The informal analogue, is simply the notion of **topos of sheaves.**

If I work in a "ground" topos (whose object I call set), then a "forcing extention" would be just a Grothendieck topos, that is a topos of sheaves on a small site.

If you want to adopt an external point of view and start from an elementary topos $\mathcal{E}$ , then **a forcing extension of $\mathcal{E}$ is a topos $\mathcal{F}$ that can be obtained as the category of $\mathcal{E}$-valued sheaves on an internal site in $\mathcal{E}$**, where internal site means " a category object in $\mathcal{E}$ endowed with a "topology".

The simplest way to define the word "topology" here is to say that it is a [Lawvere-Tierney operator][1] in the topos of $\mathcal{E}$-valued presheaves on the category object. But one can also define it in a more Grothendieckian style using collection of subobjects of power objects satisfying the internal version of the axioms of a topology.

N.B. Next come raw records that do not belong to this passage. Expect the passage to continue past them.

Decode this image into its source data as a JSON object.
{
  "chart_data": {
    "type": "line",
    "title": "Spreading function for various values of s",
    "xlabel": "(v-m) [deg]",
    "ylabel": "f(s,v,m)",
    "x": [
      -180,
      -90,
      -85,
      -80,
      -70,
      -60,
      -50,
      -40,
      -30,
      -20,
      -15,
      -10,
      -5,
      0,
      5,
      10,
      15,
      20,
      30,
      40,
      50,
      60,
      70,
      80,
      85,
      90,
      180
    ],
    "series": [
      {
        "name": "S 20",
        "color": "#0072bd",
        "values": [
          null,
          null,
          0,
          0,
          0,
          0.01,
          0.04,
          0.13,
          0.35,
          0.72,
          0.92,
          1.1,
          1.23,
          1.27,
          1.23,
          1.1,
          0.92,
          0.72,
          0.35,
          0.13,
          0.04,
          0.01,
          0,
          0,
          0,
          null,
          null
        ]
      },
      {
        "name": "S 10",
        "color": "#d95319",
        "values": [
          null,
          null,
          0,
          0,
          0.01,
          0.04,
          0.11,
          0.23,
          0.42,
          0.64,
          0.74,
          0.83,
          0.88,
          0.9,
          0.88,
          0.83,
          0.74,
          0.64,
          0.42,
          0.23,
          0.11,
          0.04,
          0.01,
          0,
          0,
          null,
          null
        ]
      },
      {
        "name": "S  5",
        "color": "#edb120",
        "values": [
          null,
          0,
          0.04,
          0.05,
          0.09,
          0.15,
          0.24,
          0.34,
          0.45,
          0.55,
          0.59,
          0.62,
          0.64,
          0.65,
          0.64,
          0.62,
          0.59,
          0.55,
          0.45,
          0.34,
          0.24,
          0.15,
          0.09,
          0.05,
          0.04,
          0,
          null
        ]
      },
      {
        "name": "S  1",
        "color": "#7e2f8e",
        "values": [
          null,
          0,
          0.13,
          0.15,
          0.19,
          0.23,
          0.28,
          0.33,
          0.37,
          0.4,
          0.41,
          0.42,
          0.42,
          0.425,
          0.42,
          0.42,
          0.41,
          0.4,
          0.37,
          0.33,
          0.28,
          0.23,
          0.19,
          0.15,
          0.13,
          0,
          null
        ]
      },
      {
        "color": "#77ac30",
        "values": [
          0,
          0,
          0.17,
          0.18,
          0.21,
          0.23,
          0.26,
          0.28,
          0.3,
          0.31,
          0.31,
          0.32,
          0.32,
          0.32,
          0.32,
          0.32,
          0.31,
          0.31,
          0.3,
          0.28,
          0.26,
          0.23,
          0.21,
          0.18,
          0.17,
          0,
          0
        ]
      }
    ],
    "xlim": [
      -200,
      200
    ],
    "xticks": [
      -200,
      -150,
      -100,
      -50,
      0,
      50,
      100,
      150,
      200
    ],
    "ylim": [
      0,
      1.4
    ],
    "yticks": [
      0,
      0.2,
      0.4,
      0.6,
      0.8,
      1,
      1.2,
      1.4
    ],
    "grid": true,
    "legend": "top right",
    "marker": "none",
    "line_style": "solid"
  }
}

It is a well known theorem of topos theory that the topos that can be obtained from $\mathcal{E}$ this way **are exactly the topos endowed with a  bounded geometric morphism $\mathcal{F} \to \mathcal{E}$.** (see section B3.3 of P.T.Johnstone Sketches of an elephant).


The best way to get a feeling of why this is a good analogy is to look at the topos theoretic proof of the independence of the continuum hypothesis in MacLane and Moerdijk "Sheaves in geometry and logic" (section VI.2).


**However, it is not a perfect analogy:** while in set theory people construct a a model that contains a "generic filter", in topos theory we construct the model that contains "the universal filter" (in the sense of classifying toposes). The point here is that the toposes obtained this way are not well-pointed in general, so they can not directly corresponds to a model of ZFC.

If you want a more precise analogy you need to combine the construction of the topos of sheaves with a construction that reproduce a model of ZFC out of a topos. For this I recommend to look at Mike Shulman's [paper][2] that give a very good exposition to the topic.